A limitation of economies of scope is the fact that companies may lack enough knowledge to expand their product offerings. Additionally, a company may weaken its branding by expanding its product offering too far away from its core competencies. It's important business leaders are thoughtful and careful when conducting diversification.

Related: Understanding Economics: Indicators, Types and Why Economists Are Important


There are many advantages to creating economies of scale, including:

  • Gaining competitive advantage: Building economies of scale can allow a business to decrease the prices of products, which can attract consumers and create a competitive advantage.

  • Increasing the scale of business: If a business seeks to expand its operations and customer base and become an industry leader, increasing economies of scale can be a beneficial method for doing so.

  • Improving products: When a business focuses on scaling a specific product, it can conduct specialization and create a high-quality product that provides more value to consumers.

Here are some benefits of constructing economies of scope:

  • Increasing efficiency: Using the same resources to create multiple types of products can be cost-efficient, environmentally friendly and time-saving.

  • Increasing product variety: Developing a diversity of products can make a brand more appealing and attractive to a wider customer base.

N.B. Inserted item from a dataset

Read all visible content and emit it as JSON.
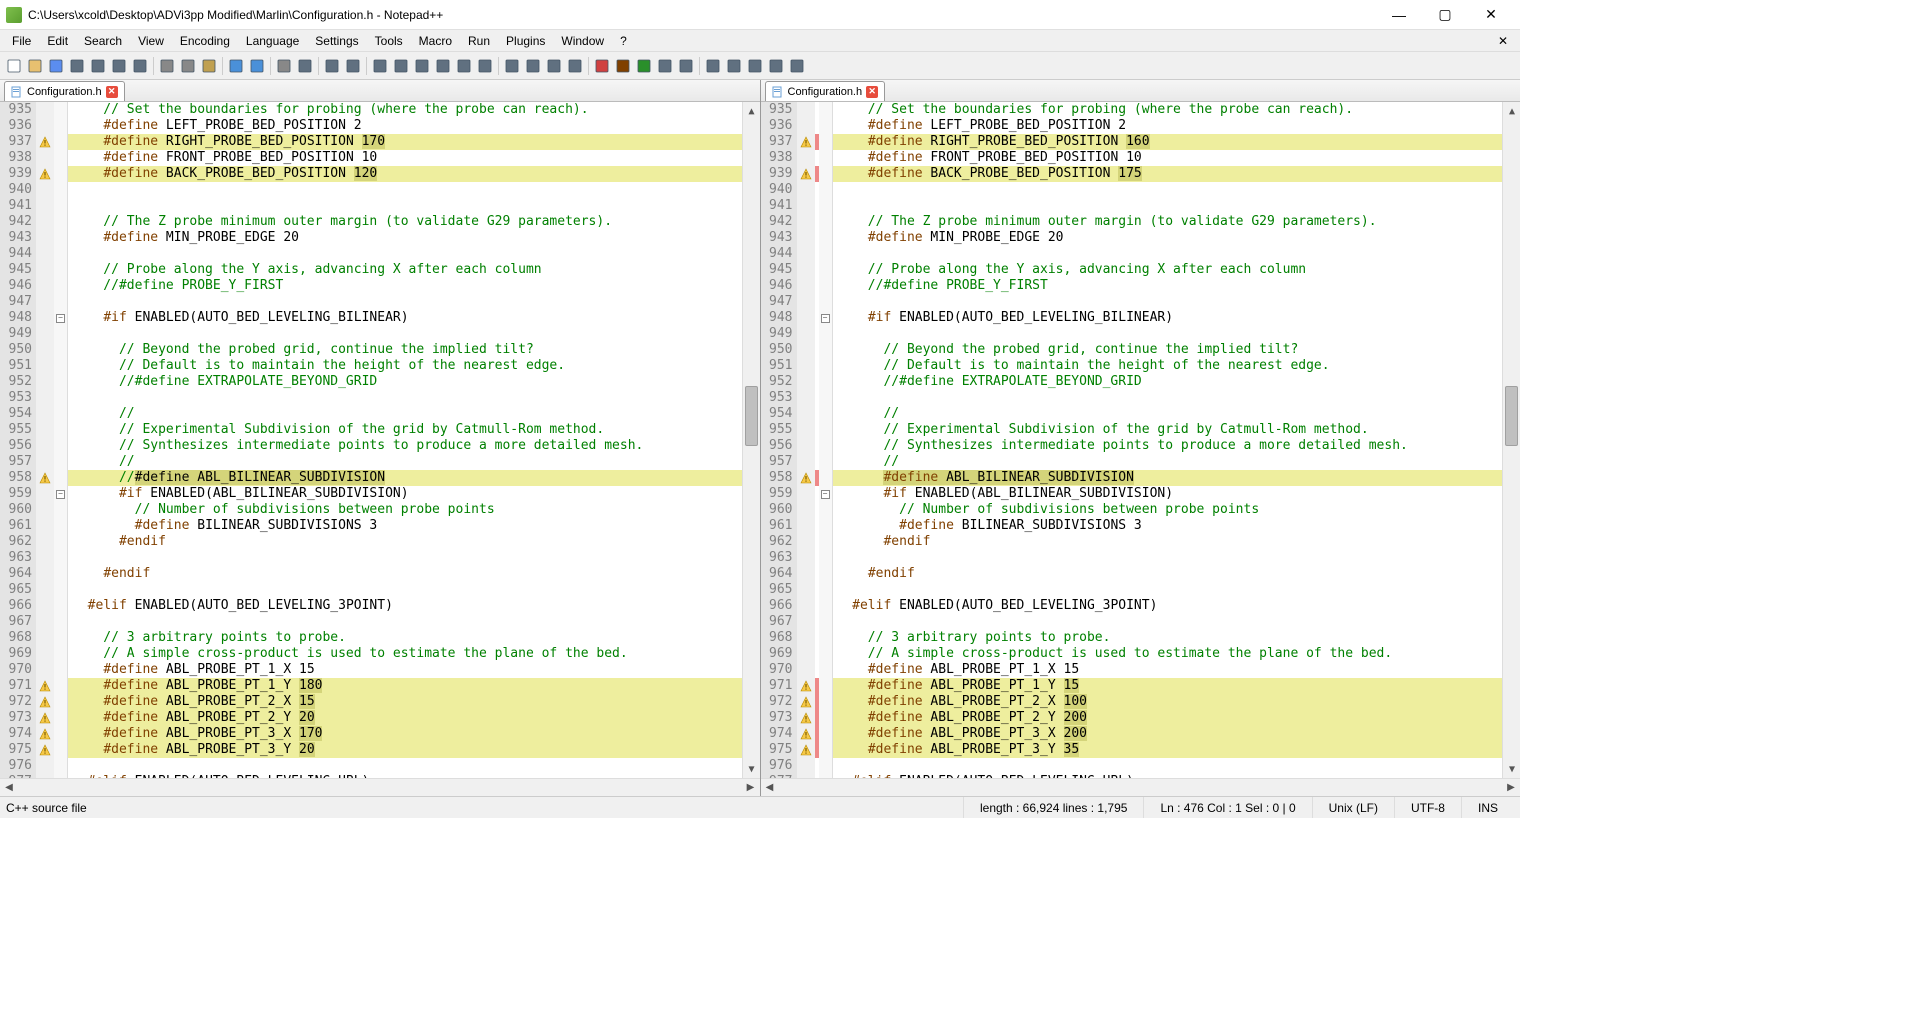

  • Improving customer satisfaction: By increasing product variety, businesses can support high levels of customer satisfaction.

  • Reducing business risks: When investing in an assemblage of projects with varying potentials for success, companies can manage risk responsibly and meet financial targets.

Related: What Is Cost Advantage? (With Uses, Benefits and Tips)

Resources required

Economies of scale take much more resources than economies of scope. To scale mass production, businesses may acquire more space, property, raw materials, machines, employees or other resources.

They may be responsible for significant expenses to build initial capital. They may only see savings after a certain period of time. To create economies of scope, businesses think of original creative ways to apply the resources they already have.

They may spend some upfront costs to facilitate an efficient diversification process, but they may not expand their operations that much.

Related: 25 Essential Financial Terms To Know

Age of concept

The idea of economies of scale is fairly traditional. Companies across industries have been referencing and using this concept for a significant period. The concept of economies of scope is still a relatively new, modern idea. Many businesses are still in the beginning stages of adopting it.